I think I'd heard enough bad reviews that my expectations wer lowered and I wasn't actually that disappointed. But I totally agree with everything C_S is saying: so much didn't make sense. And not in a purely confusing way--more in a "characters are introduced with motivations that conflict with later actions" sort of way.
Okay, maybe I was purely confused by why they put Guy Pearce in unrecognizeable Freddy Krueger makeup rather than using a more age-appropriate actor in more reasonable makeup. But that's just me.
The main thing that bugged me, however, was the storyline of the Engineers creating life on earth. Not for personal religious reasons or anything, just because...what's the point? Think about Alien: so much of its brilliance is that at the end, much of the mystery is intact. The draw to Prometheus is that we might find out what the fossilized alien in the original was, and if it randomly encounted the xenomorph like the humans did, or if there's a greater relationship (no way I was going to miss that).

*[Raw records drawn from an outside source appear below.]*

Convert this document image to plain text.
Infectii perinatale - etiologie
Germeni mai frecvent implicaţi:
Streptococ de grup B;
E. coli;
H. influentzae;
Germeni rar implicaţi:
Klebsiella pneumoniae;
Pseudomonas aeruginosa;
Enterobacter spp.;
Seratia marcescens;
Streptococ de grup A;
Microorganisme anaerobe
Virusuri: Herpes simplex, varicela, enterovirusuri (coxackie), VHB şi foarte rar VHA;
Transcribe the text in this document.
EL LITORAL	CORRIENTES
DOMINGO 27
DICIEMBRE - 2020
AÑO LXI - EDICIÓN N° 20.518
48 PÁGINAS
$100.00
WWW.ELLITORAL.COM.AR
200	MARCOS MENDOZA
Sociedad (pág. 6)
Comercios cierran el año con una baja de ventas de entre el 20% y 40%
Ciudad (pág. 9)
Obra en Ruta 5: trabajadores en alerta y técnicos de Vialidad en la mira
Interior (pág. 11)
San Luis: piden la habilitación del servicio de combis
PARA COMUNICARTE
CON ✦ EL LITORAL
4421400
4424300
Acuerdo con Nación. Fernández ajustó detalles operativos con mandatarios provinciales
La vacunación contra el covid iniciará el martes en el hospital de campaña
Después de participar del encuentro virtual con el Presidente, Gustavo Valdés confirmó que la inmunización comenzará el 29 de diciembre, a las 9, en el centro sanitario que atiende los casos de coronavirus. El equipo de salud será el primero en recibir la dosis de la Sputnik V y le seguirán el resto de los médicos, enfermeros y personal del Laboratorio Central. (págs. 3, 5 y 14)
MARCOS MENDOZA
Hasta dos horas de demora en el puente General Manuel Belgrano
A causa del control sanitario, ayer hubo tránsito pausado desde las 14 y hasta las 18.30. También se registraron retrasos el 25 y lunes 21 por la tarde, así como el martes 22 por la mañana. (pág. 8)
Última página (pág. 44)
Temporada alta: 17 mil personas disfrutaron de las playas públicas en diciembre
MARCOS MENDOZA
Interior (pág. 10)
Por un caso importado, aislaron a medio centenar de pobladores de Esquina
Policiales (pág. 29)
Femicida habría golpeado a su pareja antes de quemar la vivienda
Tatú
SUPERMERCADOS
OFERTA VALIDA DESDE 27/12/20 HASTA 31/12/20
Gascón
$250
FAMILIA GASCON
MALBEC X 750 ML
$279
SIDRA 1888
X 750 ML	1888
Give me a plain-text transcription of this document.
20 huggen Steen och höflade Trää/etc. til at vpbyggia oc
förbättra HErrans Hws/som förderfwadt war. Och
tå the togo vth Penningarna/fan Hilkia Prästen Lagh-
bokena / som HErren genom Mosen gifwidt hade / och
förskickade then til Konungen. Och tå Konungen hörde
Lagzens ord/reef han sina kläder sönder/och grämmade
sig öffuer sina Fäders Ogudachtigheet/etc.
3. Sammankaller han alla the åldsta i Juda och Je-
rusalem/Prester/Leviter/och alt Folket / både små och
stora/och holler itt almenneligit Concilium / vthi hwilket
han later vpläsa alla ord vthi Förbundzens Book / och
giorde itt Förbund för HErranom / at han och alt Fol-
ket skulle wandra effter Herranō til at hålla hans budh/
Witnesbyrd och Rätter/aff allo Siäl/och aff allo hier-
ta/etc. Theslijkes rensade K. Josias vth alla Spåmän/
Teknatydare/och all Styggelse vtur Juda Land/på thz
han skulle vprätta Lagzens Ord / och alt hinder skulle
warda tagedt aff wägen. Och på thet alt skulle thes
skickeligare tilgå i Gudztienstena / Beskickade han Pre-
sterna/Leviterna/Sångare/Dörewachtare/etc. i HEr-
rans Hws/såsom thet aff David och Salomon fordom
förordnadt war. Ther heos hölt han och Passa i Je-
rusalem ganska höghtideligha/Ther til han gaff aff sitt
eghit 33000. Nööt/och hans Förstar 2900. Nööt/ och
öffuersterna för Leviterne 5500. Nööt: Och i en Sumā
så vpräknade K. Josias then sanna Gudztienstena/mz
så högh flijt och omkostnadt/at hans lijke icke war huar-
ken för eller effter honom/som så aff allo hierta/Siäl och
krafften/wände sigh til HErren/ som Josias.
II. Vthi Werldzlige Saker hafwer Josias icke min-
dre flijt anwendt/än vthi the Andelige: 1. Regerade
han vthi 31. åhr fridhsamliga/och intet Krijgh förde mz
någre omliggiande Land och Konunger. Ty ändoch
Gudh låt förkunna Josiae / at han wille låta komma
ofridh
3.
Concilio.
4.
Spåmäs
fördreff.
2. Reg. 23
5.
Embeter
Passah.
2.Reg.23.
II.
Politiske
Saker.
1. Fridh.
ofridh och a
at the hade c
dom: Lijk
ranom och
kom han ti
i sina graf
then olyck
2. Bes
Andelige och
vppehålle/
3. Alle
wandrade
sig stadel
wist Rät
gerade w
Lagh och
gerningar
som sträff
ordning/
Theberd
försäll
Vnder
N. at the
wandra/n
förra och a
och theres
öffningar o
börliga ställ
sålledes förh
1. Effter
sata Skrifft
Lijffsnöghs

So the way they explain it is that the dead alien's race CREATED HUMANITY!? And that the xenomorphs are a biological weapon meant to destroy us, presumably because of some transgression? And later on, the Nostromo (also a Weyland ship) is going to randomly answer a distress beacon from a derelict ship belonging to these very same aliens with a xenomorph that humans now had a hand in creating?
Shut up.
I mean, I hear there are two movies between Prometheus and Alien that may connect the dots, and I don't know who has the greater story credit here or and where the line is between Ridley Scott and Lindeloff: but this feels like a Lost-type progression. Where something with unbelievably tight mystery and suspense in the beginning is allowed to spiral into a quasi-mythological universe where confusing plot points are glossed over because of "meta" concerns.
That's the part that disappointed me. There's so much room to expand the story within the existing framework (the alien and its civilization, the xenomorph, the Weyland company, human society at the time). Why put all this other stuff on top of it?